A small factory in northern Minnesota — possibly one of the last in America that still manufactures wooden matches — will close later this year, throwing 85 people out of work.

The Cloquet factory has been milling Diamond-brand toothpicks and matchsticks since 1905. The company will no longer retain the Diamond brand, and the factory will shut down as New Jersey-based Newell Brands sells its wood-based product lines to Royal Oak Enterprises of Georgia.

"It's a lot to digest. … They opened in 1905, we became a city in 1904. They've been here the entire time," said Holly Hansen, Cloquet's community development director. "Matches, paper, it's part of our history. We're a city of wood industries."

Cloquet is still a city of wood industries, with other, larger, factories and paper mills. But the loss of 85 jobs is a big deal in a city of 12,000 people.

The city also took pride in the claim that it was the nation's primary source of wooden matchsticks. A Newell spokesman could not confirm the claim.

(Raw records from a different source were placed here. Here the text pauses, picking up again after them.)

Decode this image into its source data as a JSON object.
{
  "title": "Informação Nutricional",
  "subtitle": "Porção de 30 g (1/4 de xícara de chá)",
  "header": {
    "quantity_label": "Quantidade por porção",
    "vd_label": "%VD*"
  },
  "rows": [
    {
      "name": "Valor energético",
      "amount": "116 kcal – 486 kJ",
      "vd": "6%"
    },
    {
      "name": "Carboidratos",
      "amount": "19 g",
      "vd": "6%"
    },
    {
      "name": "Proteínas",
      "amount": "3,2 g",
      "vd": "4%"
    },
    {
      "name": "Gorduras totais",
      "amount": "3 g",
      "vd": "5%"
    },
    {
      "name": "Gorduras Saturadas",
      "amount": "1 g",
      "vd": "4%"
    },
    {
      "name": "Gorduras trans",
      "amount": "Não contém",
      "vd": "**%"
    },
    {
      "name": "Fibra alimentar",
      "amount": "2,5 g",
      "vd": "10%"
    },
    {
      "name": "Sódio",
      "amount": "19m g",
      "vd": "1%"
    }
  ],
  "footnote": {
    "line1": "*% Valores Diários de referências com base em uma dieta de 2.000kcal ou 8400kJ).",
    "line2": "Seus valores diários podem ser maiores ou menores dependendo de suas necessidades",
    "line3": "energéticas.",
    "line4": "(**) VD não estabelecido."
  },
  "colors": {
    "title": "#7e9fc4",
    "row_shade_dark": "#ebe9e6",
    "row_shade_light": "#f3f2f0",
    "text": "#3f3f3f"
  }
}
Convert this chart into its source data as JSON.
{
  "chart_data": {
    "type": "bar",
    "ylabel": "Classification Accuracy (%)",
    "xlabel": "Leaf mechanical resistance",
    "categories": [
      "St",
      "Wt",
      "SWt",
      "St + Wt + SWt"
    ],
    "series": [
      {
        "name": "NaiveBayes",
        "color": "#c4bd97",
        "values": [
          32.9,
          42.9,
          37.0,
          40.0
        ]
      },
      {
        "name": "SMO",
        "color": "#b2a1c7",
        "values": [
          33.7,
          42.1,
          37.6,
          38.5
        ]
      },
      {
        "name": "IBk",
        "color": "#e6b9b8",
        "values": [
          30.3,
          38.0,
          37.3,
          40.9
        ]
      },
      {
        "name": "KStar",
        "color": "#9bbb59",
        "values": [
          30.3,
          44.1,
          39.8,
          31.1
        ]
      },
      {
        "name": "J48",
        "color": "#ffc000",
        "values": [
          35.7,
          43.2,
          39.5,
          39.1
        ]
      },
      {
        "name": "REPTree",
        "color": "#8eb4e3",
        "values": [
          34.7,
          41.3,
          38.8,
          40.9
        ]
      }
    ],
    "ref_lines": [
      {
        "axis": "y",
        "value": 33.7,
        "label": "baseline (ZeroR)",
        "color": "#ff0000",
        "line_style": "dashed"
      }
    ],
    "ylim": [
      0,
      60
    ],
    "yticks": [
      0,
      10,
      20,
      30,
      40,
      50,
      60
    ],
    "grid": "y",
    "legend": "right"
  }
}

The factory is expected to close within the next six months.

Jennifer Brooks

Sartell

City Council rejects plan to allow beekeepers in city

The Sartell City Council recently voted against an ordinance that would have permitted beekeeping in the city.

The city's Planning/Zoning Department and its Planning Commission had recommended approving ordinance language that would allow for beekeeping in residential areas subject to conditions such as ensuring convenient water supplies and posting signs identifying the hive enclosures. But the City Council voted against adopting the proposal.

The measure would have allowed residents to keep honeybees with a limited number of colonies if they secured approval from neighbors and obtained an annual permit.

Mark Brunswick

Duluth

Lake Superior level rises 8 inches above normal

Lake Superior's water level at the beginning of this month is more than 8 inches above normal for this time of year, according to information released last week by the International Lake Superior Board of Control. The water level rose about 6 inches last month, while typically it rises just 3 inches in April.

The great lake experienced a long stretch of drought-induced low water levels from the late 1990s until just a few years ago — including record lows in 2007 — said Keith Kompoltowicz, chief of the Watershed Hydrology Branch of the U.S. Army Corps of Engineers, Detroit District. By December 2014, thanks to a couple of wet years, the level had risen by an amount unequaled in any other 24-month stretch.

Officials expect the lake's water level will remain 5 to 8 inches above average over the next six months, Kompoltowicz said.